It has been 20 years since The Devil Wears Prada became a box-office hit. The Devil Wears Prada 2, a belated sequel, reunites the principal players -- Meryl Streep, Anne Hathaway, Emily Blunt, and Stanley Tucci -- for a movie that loads up on glamor, fashion, and unbridled ambition in the world of magazine publishing.
Director David Frankel returns with a story that contrives to bring Hathaway's Andy Sachs back into the world of Miranda Priestly (Streep), the tyrannical taste-making editor of the first installment. Tucci's loyal Nigel still works as the design maven at Priestly's Runway magazine, which resembles Vogue in stature in the world of high fashion.
Blunt's Emily has moved on to an influential position with Dior, which receives a major plug here. She's still embroiled in a rivalry with Andy, who's more or less the movie's main character.
Andy's trouble's begin when the newspaper for which she has been working is closed, a bit of news delivered by text while half the staff is attending an awards ceremony. Andy's investigative reporting wins first prize, a Pyrrhic victory that precedes her unemployment.

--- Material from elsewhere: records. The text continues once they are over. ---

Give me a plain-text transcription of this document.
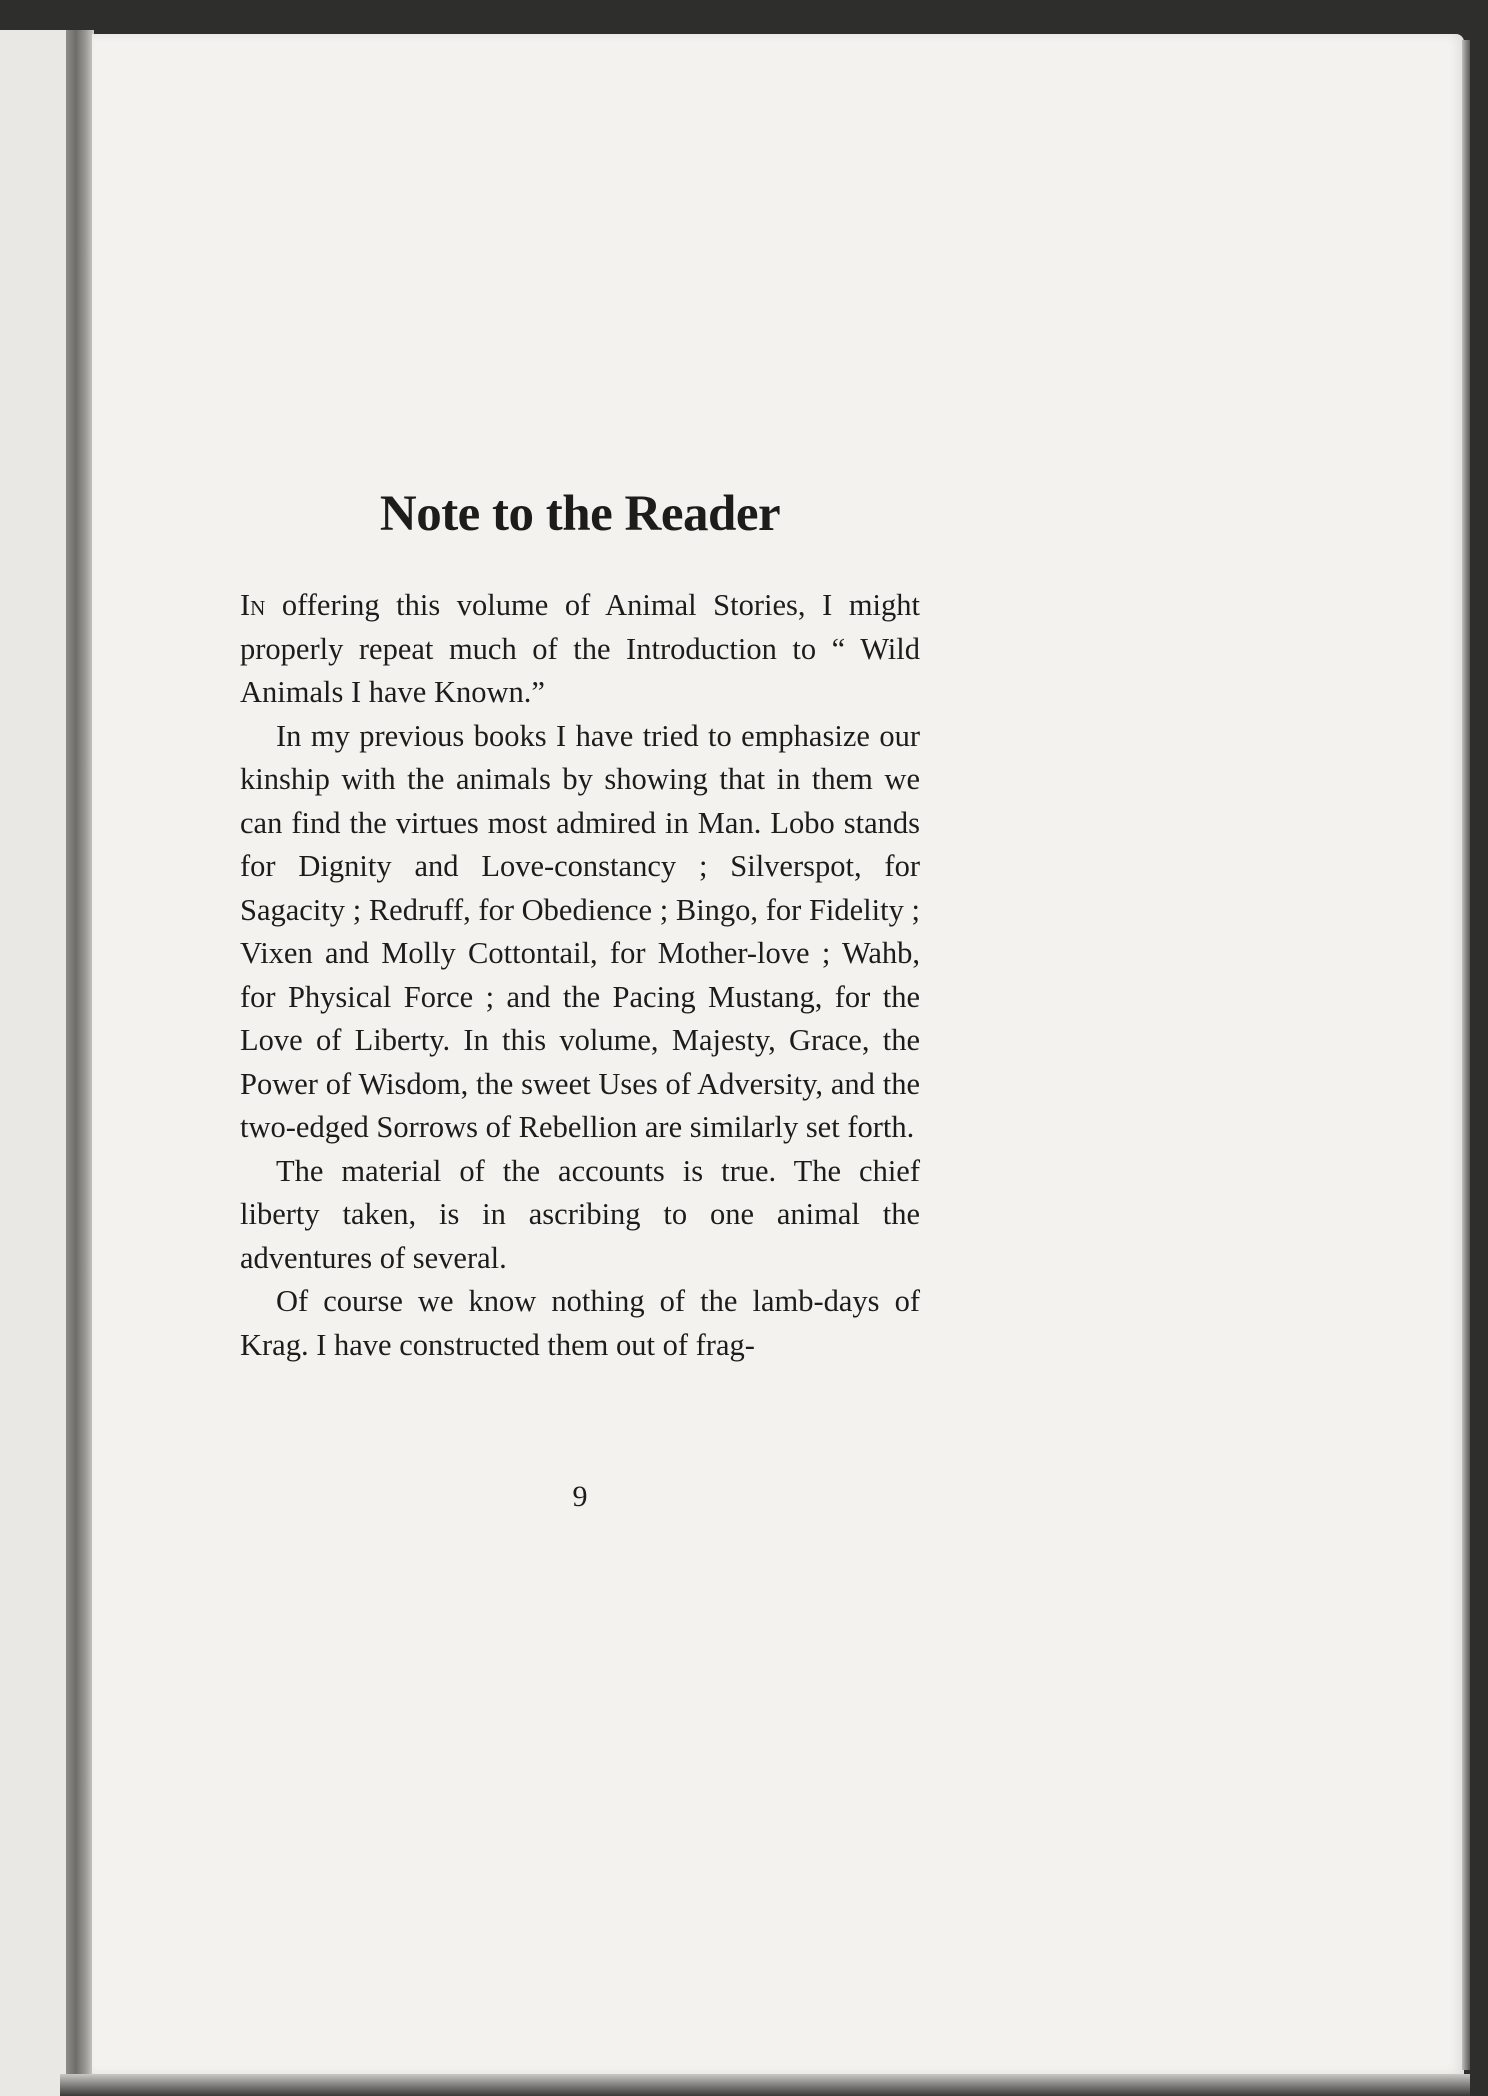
Note to the Reader

In offering this volume of Animal Stories, I might properly repeat much of the Introduction to “ Wild Animals I have Known.”

In my previous books I have tried to emphasize our kinship with the animals by showing that in them we can find the virtues most admired in Man. Lobo stands for Dignity and Love-constancy ; Silverspot, for Sagacity ; Redruff, for Obedience ; Bingo, for Fidelity ; Vixen and Molly Cottontail, for Mother-love ; Wahb, for Physical Force ; and the Pacing Mustang, for the Love of Liberty. In this volume, Majesty, Grace, the Power of Wisdom, the sweet Uses of Adversity, and the two-edged Sorrows of Rebellion are similarly set forth.

The material of the accounts is true. The chief liberty taken, is in ascribing to one animal the adventures of several.

Of course we know nothing of the lamb-days of Krag. I have constructed them out of frag-

9
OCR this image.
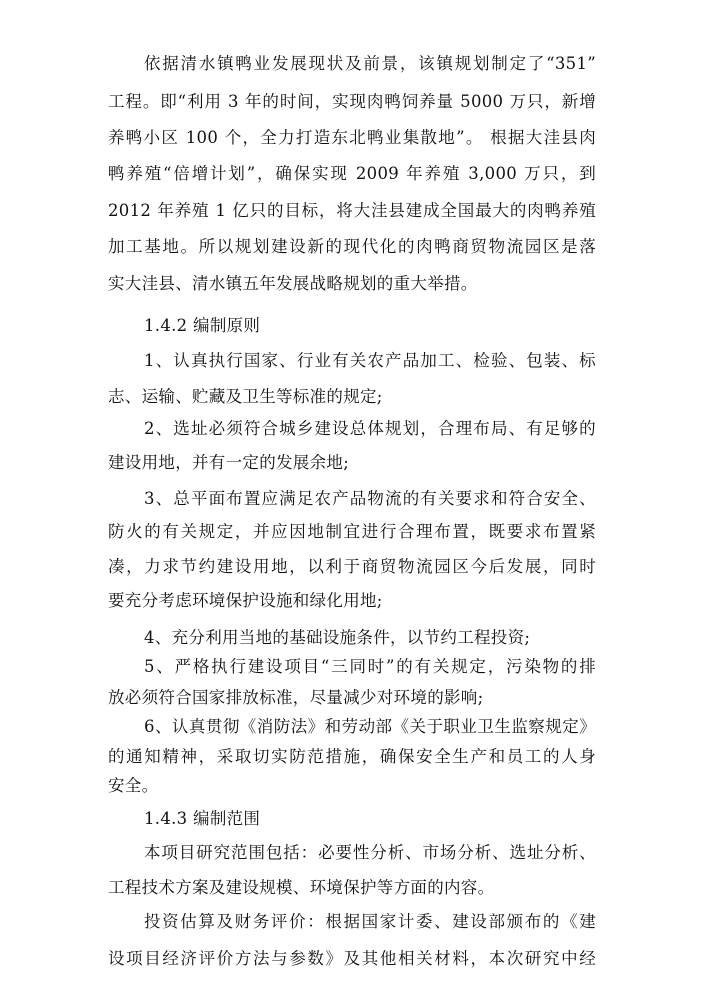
依据清水镇鸭业发展现状及前景，该镇规划制定了“351”
工程。即“利用 3 年的时间，实现肉鸭饲养量 5000 万只，新增
养鸭小区 100 个，全力打造东北鸭业集散地”。 根据大洼县肉
鸭养殖“倍增计划”，确保实现 2009 年养殖 3,000 万只，到
2012 年养殖 1 亿只的目标，将大洼县建成全国最大的肉鸭养殖
加工基地。所以规划建设新的现代化的肉鸭商贸物流园区是落
实大洼县、清水镇五年发展战略规划的重大举措。
1.4.2 编制原则
1、认真执行国家、行业有关农产品加工、检验、包装、标
志、运输、贮藏及卫生等标准的规定;
2、选址必须符合城乡建设总体规划，合理布局、有足够的
建设用地，并有一定的发展余地;
3、总平面布置应满足农产品物流的有关要求和符合安全、
防火的有关规定，并应因地制宜进行合理布置，既要求布置紧
凑，力求节约建设用地，以利于商贸物流园区今后发展，同时
要充分考虑环境保护设施和绿化用地;
4、充分利用当地的基础设施条件，以节约工程投资;
5、严格执行建设项目“三同时”的有关规定，污染物的排
放必须符合国家排放标准，尽量减少对环境的影响;
6、认真贯彻《消防法》和劳动部《关于职业卫生监察规定》
的通知精神，采取切实防范措施，确保安全生产和员工的人身
安全。
1.4.3 编制范围
本项目研究范围包括：必要性分析、市场分析、选址分析、
工程技术方案及建设规模、环境保护等方面的内容。
投资估算及财务评价：根据国家计委、建设部颁布的《建
设项目经济评价方法与参数》及其他相关材料，本次研究中经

No unemployment checks for Andy, though; she's quickly hired to help bring some "integrity" to Runway, where she once worked. In the midst of a PR crisis, Runway's owner hires Andy behind Miranda's back.
The luxe atmospherics, definitely part of the movie's appeal, seem a little at odds with the many lofty defenses of journalism that are launched, mostly by Andy.
A few other characters work mostly in service of the plot. Justin Theroux plays gazillionnaire Benji Barnes, who also happens to be Emily's new love interest; Lucy Liu, plays Benji's wealthy ex-wife, a woman who's not caught up in all the corporate craziness, and Kenneth Branagh portrays Miranda's new love interest, a role that pretty much wastes his talents. Same goes for Patrick Brammall, who's squeezed in as Andy's partner in a superfluous romance.
Devil Wears Prada 2 also plays a game of cinematic name-dropping with cameo appearances by Donatella Versace, Naomi Campbell, Heidi Klum, Tina Brown, Molly Jong-Fast, Kara Swisher, Jon Batiste, Marc Jacobs, Karl-Anthony Towns, and more. The movie even manages to add a number by Lady Gaga to its bold-faced parade of glitter.
Despite the celebrity glut, the real attraction centers on the interactions between the principal actors who are part of a scheme in which Andy tries to save the magazine and Miranda's job as a corporate takeover and major cutbacks loom.
Miranda may be as haughty as ever, but Streep makes her a bit more subdued in this outing. If the rest of the cast breaks no new ground, the actors ably meet the script's requirements, and the movie passes easily.
Put another way, Prada 2 delivers a fair measure of upscale amusement in an expectedly glossy package.